O governo do Iêmen atacou o aeroporto de Sanaa para impedir o pouso de uma aeronave iraniana, marcando uma escalada significativa nas tensões entre os rebeldes houthis e o Estado.

Um impasse estratégico no Aeroporto de Sanaa
As tensões no Iêmen, país devastado pela guerra, atingiram um novo ponto crítico com a confirmação, pelo governo internacionalmente reconhecido, de um ataque militar contra o Aeroporto Internacional de Sanaa. O governo declarou que a operação foi uma medida necessária para impedir o pouso de uma aeronave iraniana no aeroporto, que permanece sob o controle dos rebeldes houthis. Segundo relatos oficiais, o governo considera esses voos não autorizados uma violação da soberania iemenita e um desafio direto à segurança de seu espaço aéreo.
Justificativa do Governo
Em um comunicado oficial divulgado na segunda-feira, o governo iemenita defendeu suas ações, classificando as forças houthis como uma "milícia terrorista" apoiada pelo regime iraniano. Autoridades argumentaram que o ataque à pista do aeroporto foi uma resposta inevitável à recusa dos houthis em permitir o pouso de aeronaves nacionais, optando, em vez disso, por facilitar a chegada de aviões iranianos. Antes do ataque, o Ministério da Defesa havia emitido alertas urgentes a civis, funcionários diplomáticos e organizações humanitárias, instando-os a evacuar imediatamente as instalações do aeroporto.

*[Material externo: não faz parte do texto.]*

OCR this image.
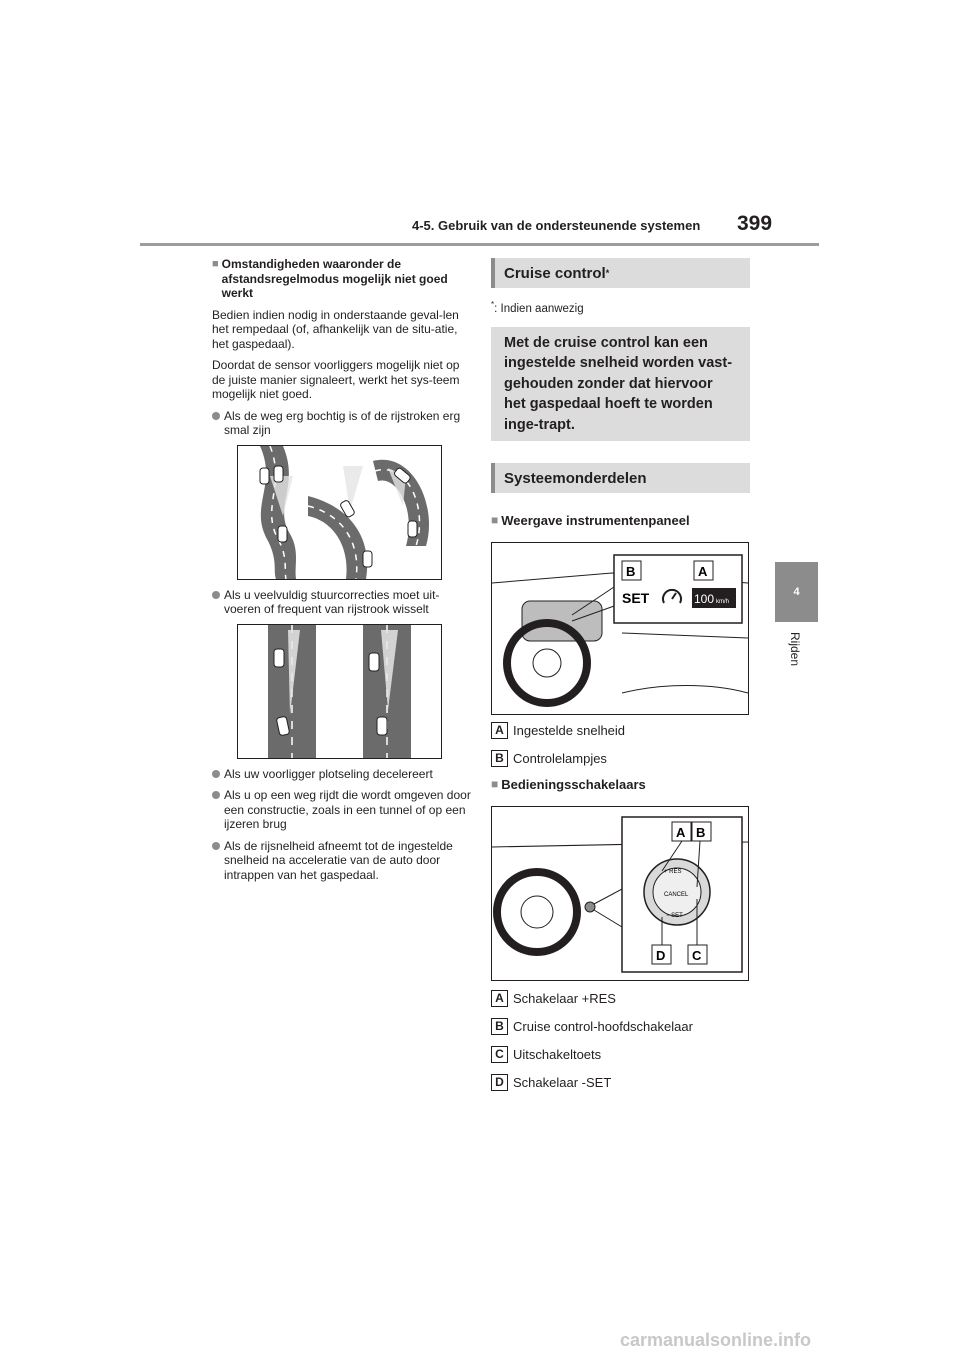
4-5. Gebruik van de ondersteunende systemen 399
4
Rijden
■ Omstandigheden waaronder de afstandsregelmodus mogelijk niet goed werkt

Bedien indien nodig in onderstaande geval-len het rempedaal (of, afhankelijk van de situ-atie, het gaspedaal).

Doordat de sensor voorliggers mogelijk niet op de juiste manier signaleert, werkt het sys-teem mogelijk niet goed.

Als de weg erg bochtig is of de rijstroken erg smal zijn
Als u veelvuldig stuurcorrecties moet uit-voeren of frequent van rijstrook wisselt
Als uw voorligger plotseling decelereert
Als u op een weg rijdt die wordt omgeven door een constructie, zoals in een tunnel of op een ijzeren brug
Als de rijsnelheid afneemt tot de ingestelde snelheid na acceleratie van de auto door intrappen van het gaspedaal.
Cruise control *

*: Indien aanwezig

Met de cruise control kan een ingestelde snelheid worden vast-gehouden zonder dat hiervoor het gaspedaal hoeft te worden inge-trapt.
Systeemonderdelen
■ Weergave instrumentenpaneel
B	A
SET	100 km/h
A Ingestelde snelheid
B Controlelampjes
■ Bedieningsschakelaars
A B
+ RES
CANCEL
− SET
D C
A Schakelaar +RES
B Cruise control-hoofdschakelaar
C Uitschakeltoets
D Schakelaar -SET
carmanualsonline.info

Retaliação Houthi e Preocupações Humanitárias
Após o ataque, o porta-voz militar Houthi, Yahya Saree, condenou o ato como 'agressão' e prometeu que a coalizão enfrentaria as consequências. Os rebeldes também alegaram que uma aeronave iraniana, transportando uma delegação diplomática e pacientes, pousou com sucesso em um local diferente em Al Hudaydah, na costa do Mar Vermelho.
A situação é ainda mais complicada pelas alegações do Ministro da Informação, Moammar bin Mutahar Al-Eryan, que afirmou que as forças Houthi detiveram uma aeronave pertencente ao Comitê Internacional da Cruz Vermelha no aeroporto, mantendo o piloto e o copiloto em cárcere privado.
Implicações mais amplas para a estabilidade regional
O conflito em curso no Iêmen, que persiste desde a intervenção de 2015 de uma coalizão liderada pela Arábia Saudita, foi descrito pelas Nações Unidas como uma das crises humanitárias mais graves da história moderna. Embora um frágil cessar-fogo apoiado pela ONU tenha estabilizado amplamente a região, este último surto sugere que a delicada paz agora está em risco. Com ambos os lados se preparando para um novo confronto, o risco de um retorno a um conflito regional em grande escala permanece alto, enquanto as potências globais observam a situação atentamente.